Heat from being in a parked car? That can get pretty extreme, but I don’t think in the ballpark to warrant metal over plastic. In either case, don’t burn yourself picking it up!
Come on, just fess up and admit it: steel looks way cooler than plastic.
Seriously, here’s how you do it:
- Buy the brake - comes with plastic
- Ride until you damage it
- Replace with steel or plastic, depending on:
A) How long did it last and did you like it?
B) Available funds
If you find yourself in step 2) for a long time, consider yourself lucky.
I usually stick by the motto, “If it ain’t broke, don’t fix it.”
Not really depending on my brake, I wouldn’t be upset if it broke on a ride. I don’t keep spare parts and tools for Magura maintenance. If the brake is really important to you, then I guess having backup materials and tools would be a good plan.
The NJ/NY trails are as technical as you want, but for most of them a brake is not needed. I’ve been riding this short hiking trail lately though, that drops 1500 feet quickly and is relentless - I’ve been thinking the brake would save a lot of energy.
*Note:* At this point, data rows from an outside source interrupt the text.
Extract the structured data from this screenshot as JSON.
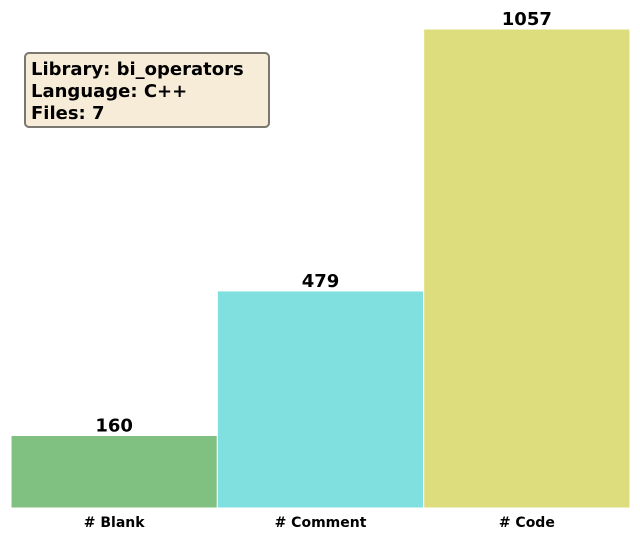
{
  "chart_data": {
    "type": "bar",
    "categories": [
      "# Blank",
      "# Comment",
      "# Code"
    ],
    "values": [
      160,
      479,
      1057
    ],
    "colors": [
      "#80c080",
      "#80e0e0",
      "#dedd7e"
    ],
    "ylim": [
      0,
      1057
    ],
    "grid": false,
    "title": "",
    "xlabel": "",
    "ylabel": ""
  },
  "info_box": {
    "lines": [
      "Library: bi_operators",
      "Language: C++",
      "Files: 7"
    ]
  }
}
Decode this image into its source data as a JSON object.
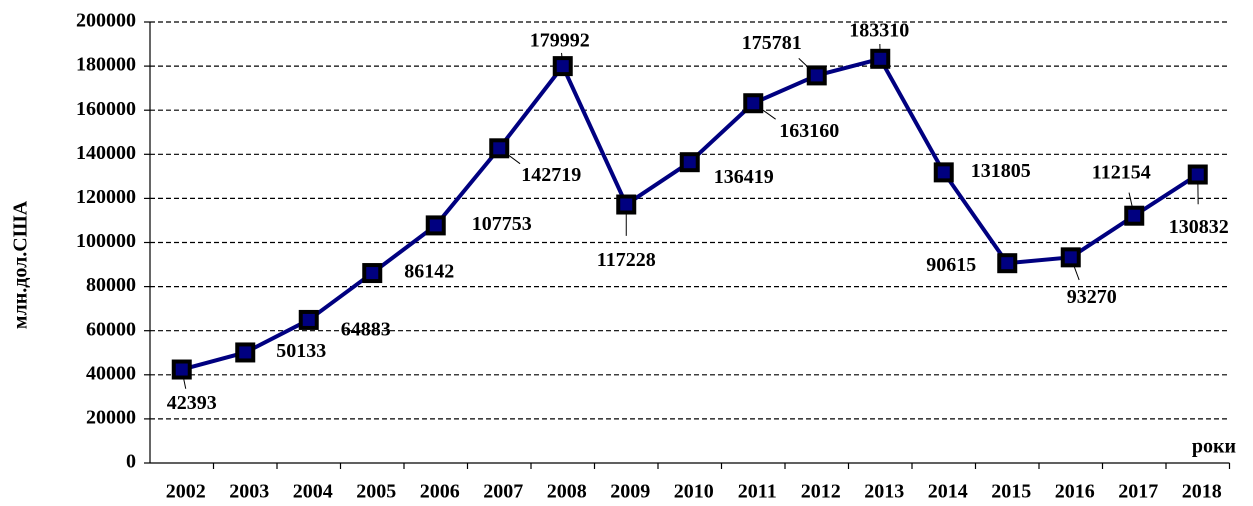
{
  "chart_data": {
    "type": "line",
    "y_label": "млн.дол.США",
    "x_label": "роки",
    "categories": [
      "2002",
      "2003",
      "2004",
      "2005",
      "2006",
      "2007",
      "2008",
      "2009",
      "2010",
      "2011",
      "2012",
      "2013",
      "2014",
      "2015",
      "2016",
      "2017",
      "2018"
    ],
    "series": [
      {
        "name": "",
        "color": "#000080",
        "values": [
          42393,
          50133,
          64883,
          86142,
          107753,
          142719,
          179992,
          117228,
          136419,
          163160,
          175781,
          183310,
          131805,
          90615,
          93270,
          112154,
          130832
        ]
      }
    ],
    "ylim": [
      0,
      200000
    ],
    "yticks": [
      0,
      20000,
      40000,
      60000,
      80000,
      100000,
      120000,
      140000,
      160000,
      180000,
      200000
    ],
    "grid": true
  }
}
I don’t expect that this trail will be used simply because it’s extreme and there are plenty of great trails that will appeal to everyone.
I think all you need is to have a steel cross-over cable. My plastic cross-over cable busted within 2 weeks of riding with my brake. The plastic is really weak when it comes to friction and rubbing, and the side got a hole in it. It can easily break if you ride it on cement and drop it at all.